Originally published in the Green Car Journal With the rise of online social networks and with so many more of us carrying smart phones and tablets -- with the ability to connect anywhere and at any time -- we are seeing bigger and more modern versions of good ideas. An example on the road: ride-sharing businesses springing up across the country.
Hopefully, it means carpooling will FINALLY be seen as sexy and fun. You have friends in your life and then you have your extended network of "friends" online -- and now you can reach them when making transportation plans.
Zimride, a program started in San Francisco, allows users to search for rides or offer rides -- it's like an online ride board. It is one of many services we are seeing. Last year, a membership-based car sharing service called Zipcar raised nearly $175 million in its IPO and boasted half a million members -- so-called "Zipsters."
I see the hipster association as a positive. If we are going to see a reduction in our GHG emissions, we are going to need the younger generations to help lead the way.

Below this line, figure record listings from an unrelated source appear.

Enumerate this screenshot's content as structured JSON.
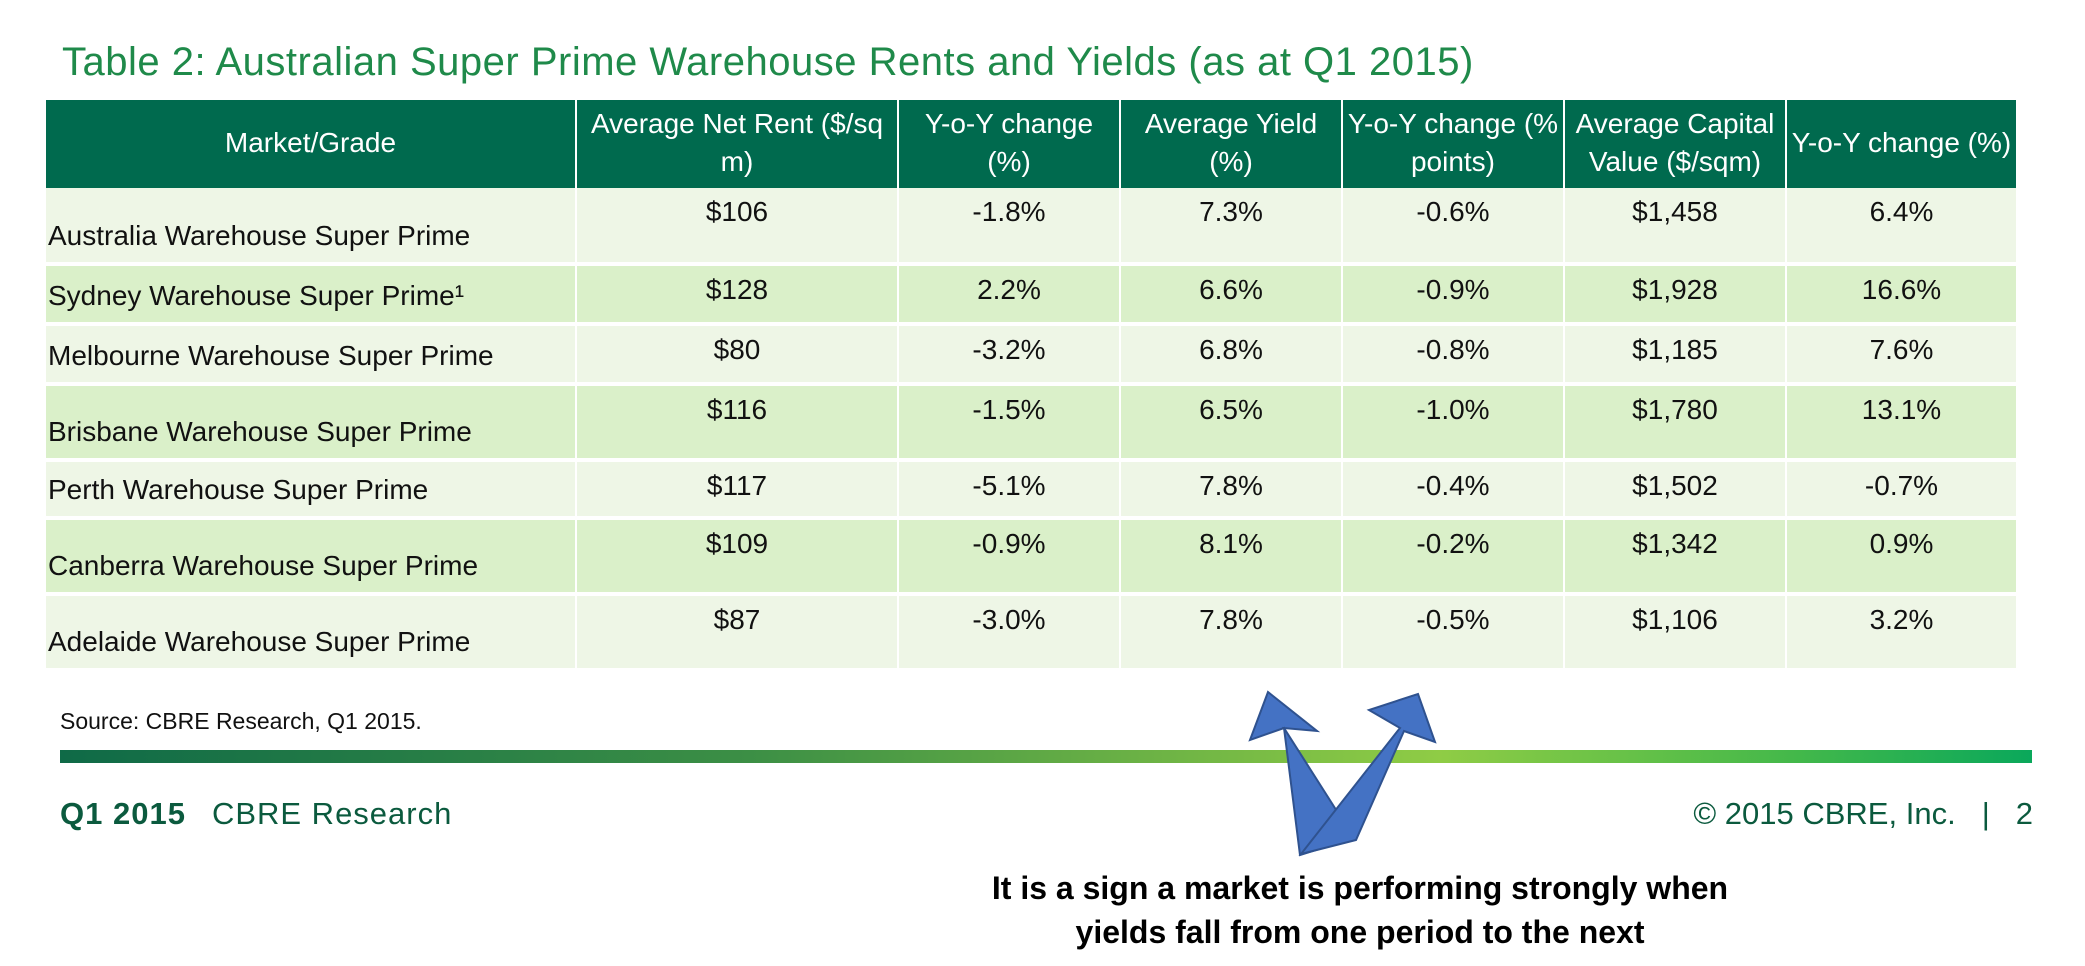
{
  "title": "Table 2: Australian Super Prime Warehouse Rents and Yields (as at Q1 2015)",
  "table": {
    "headers": [
      "Market/Grade",
      "Average Net Rent ($/sq m)",
      "Y-o-Y change (%)",
      "Average Yield (%)",
      "Y-o-Y change (% points)",
      "Average Capital Value ($/sqm)",
      "Y-o-Y change (%)"
    ],
    "rows": [
      [
        "Australia Warehouse Super Prime",
        "$106",
        "-1.8%",
        "7.3%",
        "-0.6%",
        "$1,458",
        "6.4%"
      ],
      [
        "Sydney Warehouse Super Prime¹",
        "$128",
        "2.2%",
        "6.6%",
        "-0.9%",
        "$1,928",
        "16.6%"
      ],
      [
        "Melbourne Warehouse Super Prime",
        "$80",
        "-3.2%",
        "6.8%",
        "-0.8%",
        "$1,185",
        "7.6%"
      ],
      [
        "Brisbane Warehouse Super Prime",
        "$116",
        "-1.5%",
        "6.5%",
        "-1.0%",
        "$1,780",
        "13.1%"
      ],
      [
        "Perth Warehouse Super Prime",
        "$117",
        "-5.1%",
        "7.8%",
        "-0.4%",
        "$1,502",
        "-0.7%"
      ],
      [
        "Canberra Warehouse Super Prime",
        "$109",
        "-0.9%",
        "8.1%",
        "-0.2%",
        "$1,342",
        "0.9%"
      ],
      [
        "Adelaide Warehouse Super Prime",
        "$87",
        "-3.0%",
        "7.8%",
        "-0.5%",
        "$1,106",
        "3.2%"
      ]
    ]
  },
  "source": "Source: CBRE Research, Q1 2015.",
  "footer": {
    "period": "Q1 2015",
    "brand": "CBRE Research",
    "copyright": "© 2015 CBRE, Inc.",
    "separator": "|",
    "page": "2"
  },
  "callout": {
    "line1": "It is a sign a market is performing strongly when",
    "line2": "yields fall from one period to the next"
  },
  "colors": {
    "header_bg": "#006a4e",
    "title_green": "#1f8a4a",
    "row_light": "#eef6e6",
    "row_dark": "#daf0c9",
    "arrow_blue": "#4472c4"
  }
}
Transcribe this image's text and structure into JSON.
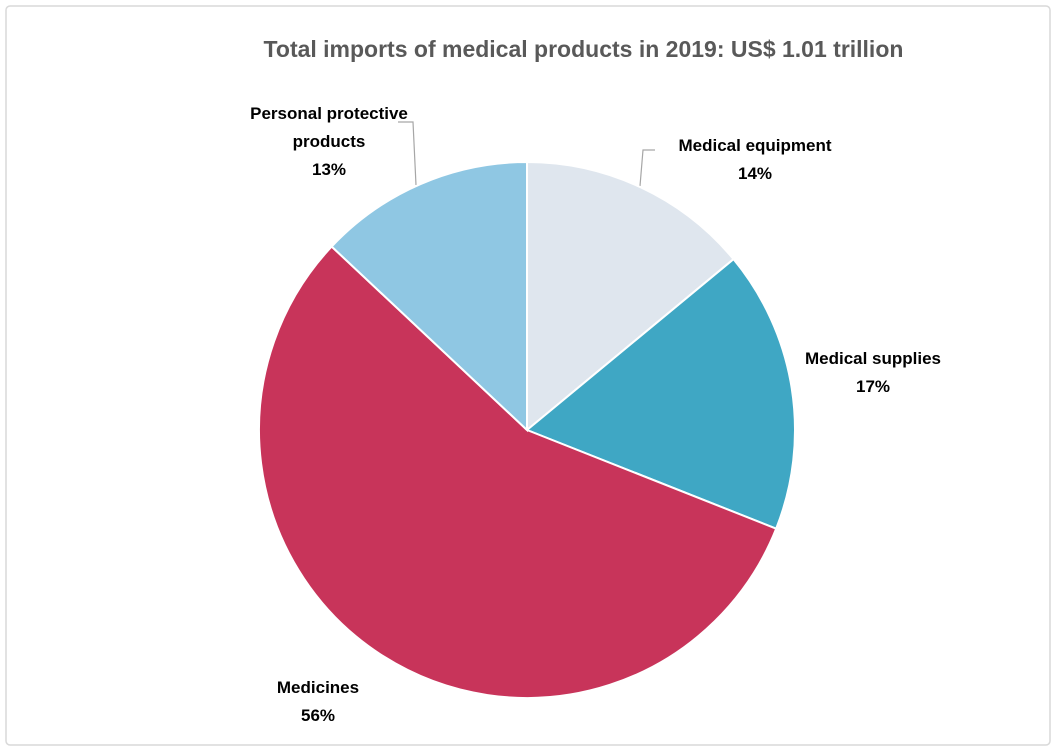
{
  "chart_data": {
    "type": "pie",
    "title": "Total imports of medical products in 2019: US$ 1.01 trillion",
    "categories": [
      "Medical equipment",
      "Medical supplies",
      "Medicines",
      "Personal protective products"
    ],
    "values": [
      14,
      17,
      56,
      13
    ],
    "value_labels": [
      "14%",
      "17%",
      "56%",
      "13%"
    ],
    "colors": [
      "#dfe6ee",
      "#3fa7c4",
      "#c8345a",
      "#8fc7e3"
    ]
  }
}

If you haven't heard of Zimride or Zipcar, that’s okay. What is important is that Zimride, Zipcar and other services are growing on college campuses, where new drivers are learning to rely on -- and embrace -- alternative and sustainable forms of transportation. Innovations on college campuses are always encouraging.
We have already seen the rise of bike sharing programs on college campuses in recent years -- the University of Washington even has an electric bike-sharing program. Transportation programs at colleges are also offering financial incentives to students who opt out of driving own cars in favor of ride-sharing, taking public and campus transportation, or biking.
In addition to being encouraged by the sustainability programs and courses being offered and the fresh crop of students hoping to gain employment in a growing green job market, we are excited to see them already using greener modes of transportation.